How Do You Solve an Oscillating Body's Differential Equation?

[mxmadman_44]

Homework Statement

the deflection y of a body oscillating about a fixed reference point satisfies the ordinary differential equation

[math] d^2/dt^2 + 16y = 3sin(2t) [/math]

Where t is time

given the initial conditions y = 0 and dy/dt = 3/2 at time t= 0 , solve the differential equation to obtain an expression for the deflection y as a function of t.

Homework Equations

[math] d^2/dt^2 + 16y = 3sin(2t) [/math]

The Attempt at a Solution

I understand that i must let

[math] y = e^alphax [/math]

Therefor alpha^2 + 16 = 3sin(2t)

however i then know that the general solution is (x + 4)(x - 4)

however isn't this for a -16 not a positive 16?

but then i goto x^2 + 4x - 4x -16

Again -16?

but right there I am stuck

ive never solved one of these and I am at my limit with this one it really is beyond me.

Any help would be appreciated so much

Thanks

 

[rock.freak667]

so your equation is r²+16=0 to give you the homogeneous roots

use the quadratic equation formula and the fact that i=√-1 (imaginary unit) to get your roots in the form of λ±μi.

so y_h=e^λt(cos(μt)+sin(μt))

Now find y_p, then add that to y_h and you can go on.

 

[Mark44]

Let's look at the related, homogeneous diff. eqn: y'' + 16y = 0.
The characteristic equation is r² + 16 = 0, which has roots +/- 4i.
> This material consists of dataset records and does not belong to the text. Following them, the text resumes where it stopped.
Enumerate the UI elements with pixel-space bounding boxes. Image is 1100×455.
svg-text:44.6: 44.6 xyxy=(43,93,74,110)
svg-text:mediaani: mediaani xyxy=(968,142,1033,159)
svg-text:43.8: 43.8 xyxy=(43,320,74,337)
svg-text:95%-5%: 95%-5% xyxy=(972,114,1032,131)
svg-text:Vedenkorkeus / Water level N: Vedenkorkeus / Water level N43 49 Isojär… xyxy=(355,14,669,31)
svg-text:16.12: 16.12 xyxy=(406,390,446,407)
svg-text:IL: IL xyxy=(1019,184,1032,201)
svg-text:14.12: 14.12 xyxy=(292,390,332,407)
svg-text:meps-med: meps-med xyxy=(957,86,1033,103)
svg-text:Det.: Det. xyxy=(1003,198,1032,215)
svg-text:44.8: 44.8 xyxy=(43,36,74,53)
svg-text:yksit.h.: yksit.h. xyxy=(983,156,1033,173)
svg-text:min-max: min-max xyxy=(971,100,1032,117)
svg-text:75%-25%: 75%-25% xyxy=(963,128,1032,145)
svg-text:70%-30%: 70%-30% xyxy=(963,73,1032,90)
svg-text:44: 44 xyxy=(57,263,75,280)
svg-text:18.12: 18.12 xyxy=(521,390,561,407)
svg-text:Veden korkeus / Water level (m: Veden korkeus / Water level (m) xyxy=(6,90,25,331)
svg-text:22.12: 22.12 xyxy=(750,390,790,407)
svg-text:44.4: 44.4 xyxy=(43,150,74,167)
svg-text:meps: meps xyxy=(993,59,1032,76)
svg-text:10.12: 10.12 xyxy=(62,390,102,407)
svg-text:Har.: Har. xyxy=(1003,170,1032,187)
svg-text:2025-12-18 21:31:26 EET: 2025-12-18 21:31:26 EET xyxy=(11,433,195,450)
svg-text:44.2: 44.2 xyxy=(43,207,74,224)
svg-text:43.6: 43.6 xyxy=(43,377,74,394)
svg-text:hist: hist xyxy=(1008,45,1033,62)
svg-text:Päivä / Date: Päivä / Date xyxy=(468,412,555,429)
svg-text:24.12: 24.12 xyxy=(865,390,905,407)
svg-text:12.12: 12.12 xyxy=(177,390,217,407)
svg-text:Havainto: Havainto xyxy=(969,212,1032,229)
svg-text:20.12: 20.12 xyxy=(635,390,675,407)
This means that two solutions to the homogeneous diff. eqn. are e^^4t and e^-4t). The solutions to the homogeneous problem consist of all linear combinations of these two functions; i.e., the sum of constant multiples of these two functions.

For the nonhomogeneous diff. eqn. y'' + 16y = 3cos(2t), a good choice for a particular solution is y_p = Acos(2t). Substitute this function into your differential equation to solve for the constant A.

The general solution consists of the solutions to the homogeneous problem plus the particular solution.

 

[HallsofIvy]

Homework Statement

the deflection y of a body oscillating about a fixed reference point satisfies the ordinary differential equation

[math] d^2/dt^2 + 16y = 3sin(2t) [/math]

Where t is time

given the initial conditions y = 0 and dy/dt = 3/2 at time t= 0 , solve the differential equation to obtain an expression for the deflection y as a function of t.

Homework Equations

[math] d^2/dt^2 + 16y = 3sin(2t) [/math]

The Attempt at a Solution

I understand that i must let

[math] y = e^alphax [/math]

Therefor alpha^2 + 16 = 3sin(2t)

No, you mustn't. You must look at the associated homogeneous equation,
\frac{d^1y}{dt^2}+ 16= 0 which gives characteristic equation \alpha^2+ 16= 0

however i then know that the general solution is (x + 4)(x - 4)

No, you don't know that. In the first place, that is not a "solution" it is an attempt to factor. In the second place, its product is NOT "x^2+ 16", it is "x^2- 16" so your factoring is wrong. In the third place, it should be "\alpha", not x. If you write the equation as \alpha^2= -16 it should be easy to solve.

You will also want to use the fact that e^{i\alpha x}= cos(\alpha x)+ i sin(\alpha x)

however isn't this for a -16 not a positive 16?

but then i goto x^2 + 4x - 4x -16

Again -16?

but right there I am stuck

ive never solved one of these and I am at my limit with this one it really is beyond me.

Any help would be appreciated so much

Thanks

And, on this forum, use [ tex] or [ itex ] for LaTex.